8. Before hundreds of participants, The Shalom Center honored Tony Kushner as a Prophetic Voice in the Arts and arranged for him to teach master classes for young playwrights and actors in Philadelphia. .

9. In many public interviews, letters, petitions, and private conversations, The Shalom Center worked for an end to the US wars in Iraq, Afghanistan, and Pakistan, and for vigorous US action to end the state of war between Israel, the Arab states, and the nascent state of Palestine. We strongly opposed terrorist attacks by some Palestinian groups upon Israelis, as well as the Israeli government's blockade of civilian goods from entering or leaving Gaza, its continuing and worsening occupation of the West Bank, and its demolition of Palestinian homes and neighborhoods in East Jerusalem and in Bedouin regions of the Negev. We criticized the policies and action of the Israeli government while opposing actions that would have demonized Israeli society as a whole. If you especially want to help continue this kind of work, please click here.

10. We led dozens of prayer sessions and Torah-study sessions and sent out dozens of suggestions for new forms of prayer and Torah-study and new ways of using traditional prayer and Torah passages, to strengthen a Judaism that can help transform the world and to make deep connections with other religious traditions and communities that share our values.

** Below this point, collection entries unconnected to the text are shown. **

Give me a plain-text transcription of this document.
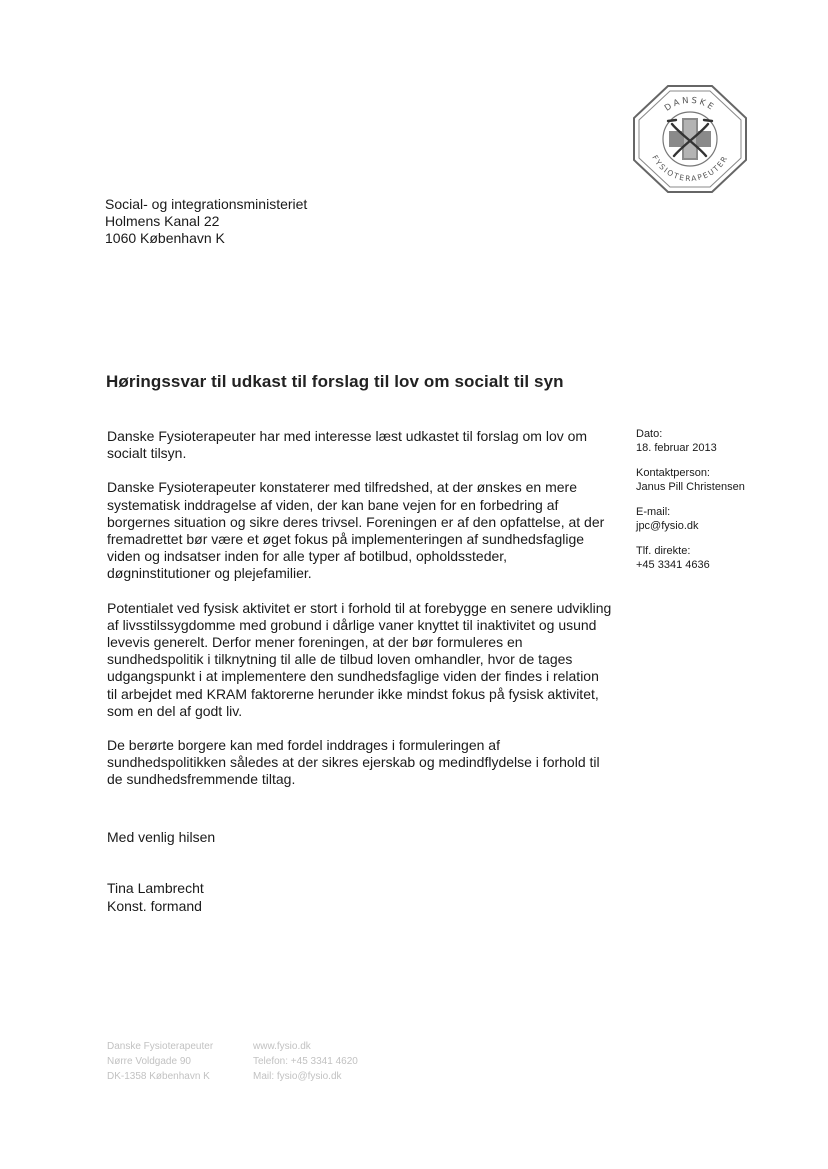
DANSKE
FYSIOTERAPEUTER
Social- og integrationsministeriet
Holmens Kanal 22
1060 København K
Høringssvar til udkast til forslag til lov om socialt til syn

Danske Fysioterapeuter har med interesse læst udkastet til forslag om lov om socialt tilsyn.

Danske Fysioterapeuter konstaterer med tilfredshed, at der ønskes en mere systematisk inddragelse af viden, der kan bane vejen for en forbedring af borgernes situation og sikre deres trivsel. Foreningen er af den opfattelse, at der fremadrettet bør være et øget fokus på implementeringen af sundhedsfaglige viden og indsatser inden for alle typer af botilbud, opholdssteder, døgninstitutioner og plejefamilier.

Potentialet ved fysisk aktivitet er stort i forhold til at forebygge en senere udvikling af livsstilssygdomme med grobund i dårlige vaner knyttet til inaktivitet og usund levevis generelt. Derfor mener foreningen, at der bør formuleres en sundhedspolitik i tilknytning til alle de tilbud loven omhandler, hvor de tages udgangspunkt i at implementere den sundhedsfaglige viden der findes i relation til arbejdet med KRAM faktorerne herunder ikke mindst fokus på fysisk aktivitet, som en del af godt liv.

De berørte borgere kan med fordel inddrages i formuleringen af sundhedspolitikken således at der sikres ejerskab og medindflydelse i forhold til de sundhedsfremmende tiltag.

Med venlig hilsen
Tina Lambrecht
Konst. formand
Dato:
18. februar 2013
Kontaktperson:
Janus Pill Christensen
E-mail:
jpc@fysio.dk
Tlf. direkte:
+45 3341 4636
Danske Fysioterapeuter
Nørre Voldgade 90
DK-1358 København K
www.fysio.dk
Telefon: +45 3341 4620
Mail: fysio@fysio.dk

11. We did all this while holding meetings of our Board and its committees to sharpen and improve our work, while reaching out to new communities, and while conversing by phone and face-to-face with hundreds of people who sought our advice and help this past year.

I hope that even as I continue to grow and heal past the Great Crash, you will continue to be responsive with your help. Thanks for all the blessed year that you have given us through thought and action, heart and spirit!

Blessings of shalom, salaam, shantih, peace!